Crise et contre-réformes
Les femmes ont dû se battre pour gagner des droits, mais les mouvements récents contre les violences sexuelles montrent l’ampleur du chemin à parcourir et le potentiel de colère qui couve chez des millions de travailleuses. Simone de Beauvoir disait qu’« il suffirait d’une crise politique, économique ou religieuse pour que les droits des femmes soient remis en question ». De fait, la crise actuelle met en lumière le caractère éphémère de tout acquis sous le capitalisme. De par leur rôle dans la famille et leur surreprésentation dans les métiers liés aux soins ou faiblement qualifiés, les femmes de la classe ouvrière ont été particulièrement exposées durant la crise sanitaire – et le seront également par la crise économique.

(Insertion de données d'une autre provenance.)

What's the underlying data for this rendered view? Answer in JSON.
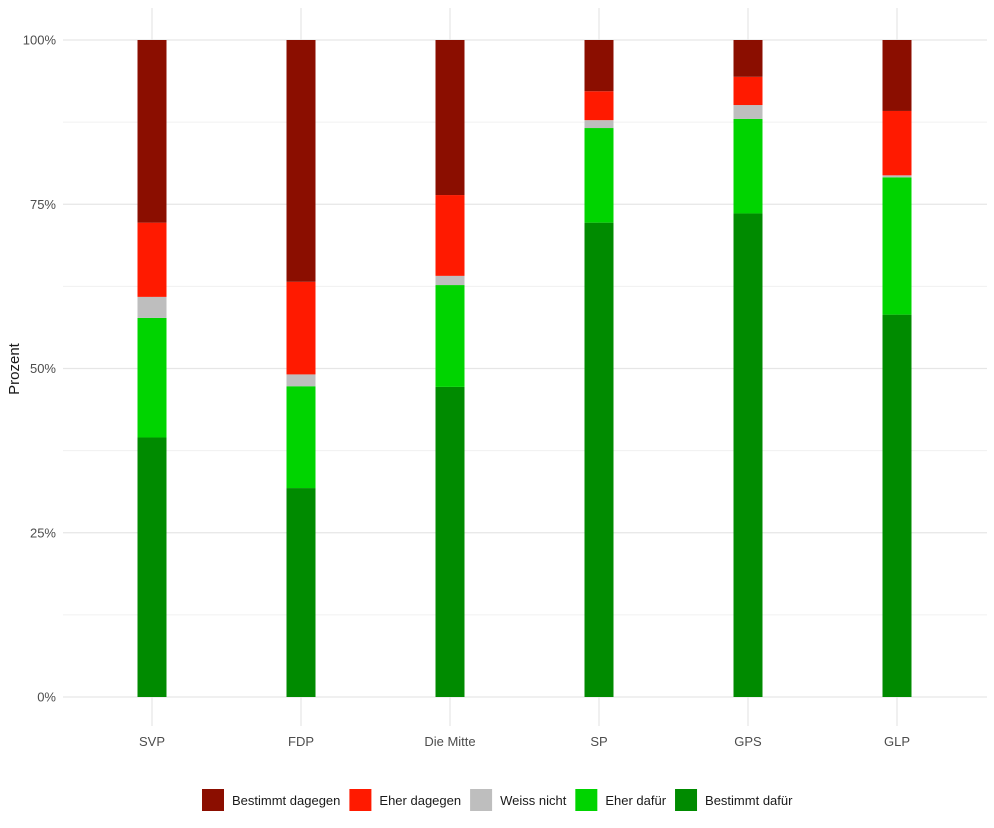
{
  "chart_data": {
    "type": "bar",
    "stacked": true,
    "xlabel": "",
    "ylabel": "Prozent",
    "ylim": [
      0,
      100
    ],
    "yticks": [
      "0%",
      "25%",
      "50%",
      "75%",
      "100%"
    ],
    "categories": [
      "SVP",
      "FDP",
      "Die Mitte",
      "SP",
      "GPS",
      "GLP"
    ],
    "series": [
      {
        "name": "Bestimmt dafür",
        "color": "#008B00",
        "values": [
          39.5,
          31.8,
          47.2,
          72.2,
          73.6,
          58.2
        ]
      },
      {
        "name": "Eher dafür",
        "color": "#00D400",
        "values": [
          18.2,
          15.5,
          15.5,
          14.4,
          14.4,
          20.9
        ]
      },
      {
        "name": "Weiss nicht",
        "color": "#BEBEBE",
        "values": [
          3.2,
          1.8,
          1.4,
          1.2,
          2.1,
          0.3
        ]
      },
      {
        "name": "Eher dagegen",
        "color": "#FF1A00",
        "values": [
          11.3,
          14.1,
          12.3,
          4.4,
          4.3,
          9.8
        ]
      },
      {
        "name": "Bestimmt dagegen",
        "color": "#8B0E00",
        "values": [
          27.8,
          36.8,
          23.6,
          7.8,
          5.6,
          10.8
        ]
      }
    ],
    "legend_order": [
      "Bestimmt dagegen",
      "Eher dagegen",
      "Weiss nicht",
      "Eher dafür",
      "Bestimmt dafür"
    ],
    "legend_position": "bottom",
    "grid": true
  }
}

Pour sortir de la crise dans laquelle se trouve leur système, les patrons, les banques et l’Etat passeront à l’offensive contre nos droits dans tous les domaines. Ils s’efforceront d’exacerber les tensions entre les travailleurs. La désignation de Gérald Darmanin au ministère de l’Intérieur symbolise bien le mépris avec lequel le gouvernement considère les femmes et leurs luttes. C’est une raison supplémentaire pour que les syndicats et les partis de gauche fassent du renversement de ce gouvernement un axe central de leurs revendications.
Quel programme ?
La pleine égalité entre les femmes et les hommes ne sera jamais réalisée sous le capitalisme. Pour parvenir à cet objectif, nous avons besoin d’une économie démocratiquement planifiée, qui réponde aux besoins du plus grand nombre et pose les bases matérielles permettant de mettre fin aux inégalités entre les sexes.

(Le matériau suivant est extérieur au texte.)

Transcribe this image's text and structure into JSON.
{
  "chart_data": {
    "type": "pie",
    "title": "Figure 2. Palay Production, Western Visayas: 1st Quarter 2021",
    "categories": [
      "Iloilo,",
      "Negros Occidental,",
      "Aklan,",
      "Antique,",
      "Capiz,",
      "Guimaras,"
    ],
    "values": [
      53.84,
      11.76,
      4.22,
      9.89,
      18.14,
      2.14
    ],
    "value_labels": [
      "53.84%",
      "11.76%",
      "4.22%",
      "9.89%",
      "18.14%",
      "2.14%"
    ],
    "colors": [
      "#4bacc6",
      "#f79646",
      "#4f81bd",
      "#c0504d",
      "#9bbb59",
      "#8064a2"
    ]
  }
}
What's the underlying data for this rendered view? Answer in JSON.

Dans une économie socialiste et démocratique, les ressources nécessaires seraient allouées au bien-être social, à l’éducation et à l’élimination du fardeau des travaux ménagers. Les services de santé seraient gratuits et accessibles. Les femmes seraient financièrement indépendantes des hommes. En cas de violence domestique, elles bénéficieraient du soutien de l’ensemble de la société. Une gestion rationnelle de l’économie permettrait de prévenir les catastrophes sanitaires et de s’assurer qu’elles ne menacent pas l’accès à ces services essentiels.

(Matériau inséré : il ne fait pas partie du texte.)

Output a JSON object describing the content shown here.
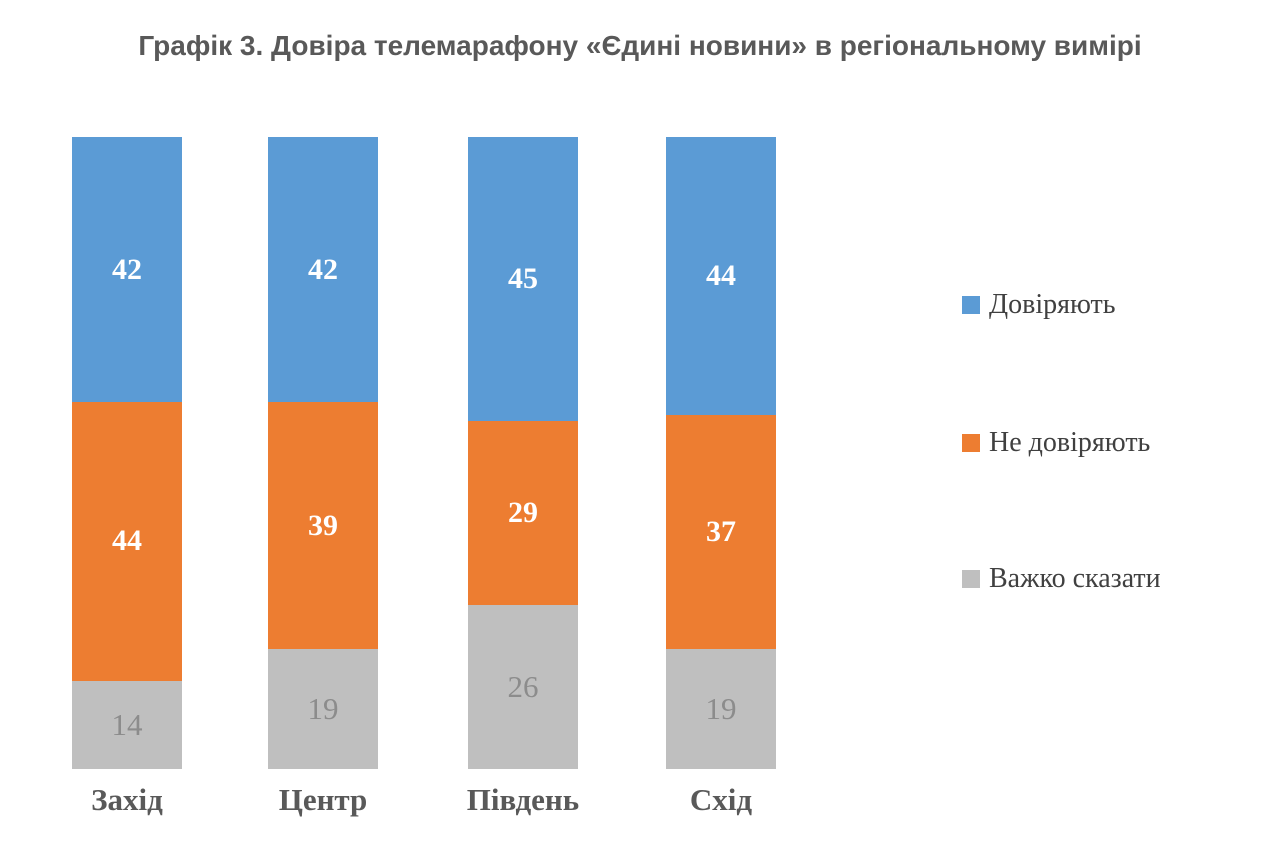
{
  "title": "Графік 3. Довіра телемарафону «Єдині новини» в регіональному вимірі",
  "colors": {
    "trust_blue": "#5B9BD5",
    "distrust_orange": "#ED7D31",
    "hard_to_say_gray": "#BFBFBF",
    "title_text": "#595959",
    "category_text": "#595959",
    "gray_value_text": "#8c8c8c",
    "legend_text": "#404040"
  },
  "chart_data": {
    "type": "bar",
    "subtype": "stacked",
    "title": "Графік 3. Довіра телемарафону «Єдині новини» в регіональному вимірі",
    "categories": [
      "Захід",
      "Центр",
      "Південь",
      "Схід"
    ],
    "series": [
      {
        "key": "trust",
        "name": "Довіряють",
        "color": "#5B9BD5",
        "label_style": "light",
        "values": [
          42,
          42,
          45,
          44
        ]
      },
      {
        "key": "distrust",
        "name": "Не довіряють",
        "color": "#ED7D31",
        "label_style": "light",
        "values": [
          44,
          39,
          29,
          37
        ]
      },
      {
        "key": "hard-to-say",
        "name": "Важко сказати",
        "color": "#BFBFBF",
        "label_style": "dark",
        "values": [
          14,
          19,
          26,
          19
        ]
      }
    ],
    "ylim": [
      0,
      100
    ],
    "grid": false,
    "axes_visible": false,
    "legend_position": "right",
    "value_labels": "inside-center"
  }
}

Lorsque la base matérielle de l’inégalité et de l’oppression sera supprimée, le racisme, le sexisme et toutes les formes d’oppression commenceront à s’estomper au profit de nouvelles relations humaines. Certains souriront devant cette « utopie ». Il n’y a pourtant rien d’extraordinaire à exiger des droits aussi élémentaires que de vivre sans peur, dans la dignité et l’égalité.